A week in Williams history

This week in issues past, we can see some things never change. The Lord Jeffs of Amherst keep causing trouble as they did more than 50 years ago and ACE always wants more money to do its job to the best of its ability. Early applicants applied to the College many years ago and still apply in record numbers today. And though Dodd Dining Hall and the Log aren’t used for their original purposes anymore, the facilities still serve the Ephs and will continue to do so for years to come.

January 17, 2007 

A front-page article in a copy of the Record from six years ago discussed the different bailout options for ACE, which was then in a lot of debt. “All-Campus Entertainment remains $20,000 in debt to the College nearly four months after the Record first reported that the group had accumulated a large debt as a result of fiscal mismanagement and overspending,” the editor wrote. The Office of Campus Life offered to pay off half of ACE’s debt, but College Council (CC) was reluctant to give some of its budget to the ACE bail out due to the financial strain it would cause student groups in the spring semester. One solution proposed to prevent the problem from occurring in the future was ACE’s submission of expenditures to the CC treasurer from then on.
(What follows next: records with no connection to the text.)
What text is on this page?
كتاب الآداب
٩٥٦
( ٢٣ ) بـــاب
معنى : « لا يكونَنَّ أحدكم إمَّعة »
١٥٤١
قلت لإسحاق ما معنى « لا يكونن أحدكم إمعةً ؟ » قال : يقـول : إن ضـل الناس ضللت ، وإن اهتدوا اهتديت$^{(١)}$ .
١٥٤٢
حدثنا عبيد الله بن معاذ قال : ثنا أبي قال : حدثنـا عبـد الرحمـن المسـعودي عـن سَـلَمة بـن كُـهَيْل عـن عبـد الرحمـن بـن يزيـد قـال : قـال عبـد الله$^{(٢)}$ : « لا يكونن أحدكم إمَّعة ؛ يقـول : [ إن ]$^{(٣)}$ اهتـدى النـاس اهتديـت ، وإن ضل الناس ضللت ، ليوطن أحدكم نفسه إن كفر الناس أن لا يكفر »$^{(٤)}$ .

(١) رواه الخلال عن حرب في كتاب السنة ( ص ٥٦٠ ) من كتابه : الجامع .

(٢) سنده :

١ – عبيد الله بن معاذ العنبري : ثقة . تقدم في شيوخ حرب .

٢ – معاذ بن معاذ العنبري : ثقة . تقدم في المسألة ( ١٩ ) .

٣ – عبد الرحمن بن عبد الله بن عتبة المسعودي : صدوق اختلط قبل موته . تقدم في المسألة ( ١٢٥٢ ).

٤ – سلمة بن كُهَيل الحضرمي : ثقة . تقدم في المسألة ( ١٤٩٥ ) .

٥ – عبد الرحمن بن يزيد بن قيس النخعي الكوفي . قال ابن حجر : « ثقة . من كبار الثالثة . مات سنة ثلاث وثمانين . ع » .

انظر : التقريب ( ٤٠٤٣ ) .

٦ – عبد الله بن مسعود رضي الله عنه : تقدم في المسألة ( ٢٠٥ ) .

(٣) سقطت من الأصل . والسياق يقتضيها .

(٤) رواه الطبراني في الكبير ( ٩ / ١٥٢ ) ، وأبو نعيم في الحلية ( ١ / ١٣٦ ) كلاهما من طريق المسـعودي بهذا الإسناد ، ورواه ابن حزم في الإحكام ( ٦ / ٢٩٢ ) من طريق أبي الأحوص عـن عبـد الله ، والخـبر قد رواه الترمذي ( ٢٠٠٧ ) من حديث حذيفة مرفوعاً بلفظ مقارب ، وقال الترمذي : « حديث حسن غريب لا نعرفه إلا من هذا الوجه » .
The student group said they had been saving money by cutting events with low attendance rates, moving First Fridays to venues other than Greylock and holding less movie nights. (“Bailout options weighed for ACE,” Jan. 17, 2007).

January 16, 1996

An article on the front page of the Record from exactly 17 years ago reported on a retreat held by the College for several members of the administration and of CC to discuss and propose changes for the coming year. It was then, in 1996, that the College first began to consider terminating Dodd Dining Hall. According to the article, the College had to choose between closing Dodd Dining Hall and Driscoll Dining Hall, and “Driscoll is tough to get rid of just because there are a lot of Berkshire Quad [now Currier Quad] people,” then CC secretary Peter Everett ’96 said. The news piece also foreshadowed the end of the Log’s days as a center of student life and a transition to its current role as an administrative building, although students were determined to keep it from changing over. The idea of Greylock dining hall’s use as a party space was also first suggested in the retreat, as was the preservation of Goodrich. (“CC, Administrators share ideas at Log ‘retreat,’” Jan. 16, 1996).

January 13, 1987

On Jan. 13, 1987, the Record announced the results from the College’s Early Decision applicant pool. There was an 18 percent increase in number of early applicants and 136 of the 352 students who applied were accepted. The Director of Admissions at the time Philip Smith said, “The higher overall quality of the early decision applicant pool was due in part to the publicity which Williams received” with its number one ranking the fall before by U.S. News and World Report. Of the 136 applicants accepted, the Office of Admission was pleased to report that four members of the Class of 1987 were black, six were Asian-American, two were Hispanic-American, and five were international students – “a greater diversity of ethnic backgrounds,” than in the previous year. They also took note of the uptick in interest in Division III courses and financial aid applicants. (“136 accepted early for class of 1991,” Jan. 13, 1987).

 January 14, 1950

The Record published a news brief in the Jan. 14, 1950 edition reporting the release of a senior student of Amherst College after he was charged with passing counterfeit $20 bills. The Lord Jeff was arrested while driving on the Merritt Parkway near Westport after using the fake money to pay for gas and was discovered with four other counterfeit bills. He told the officer that before his trip to Paris, a blackmarket money-changer exchanged his American dollars for francs, but as he “was leaving the scene of the transaction, he was accosted by another money-changer who accused him of taking unfair advantage of the first and demanded return of the francs for five $20 bills which [the student] believed to be the same as he gave the first money-changer.” The Jeff was released shortly after a conference with the U.S. Attorney Adrian W. Mahar. (“Jeff Student Gains Release,” Jan. 14, 1950).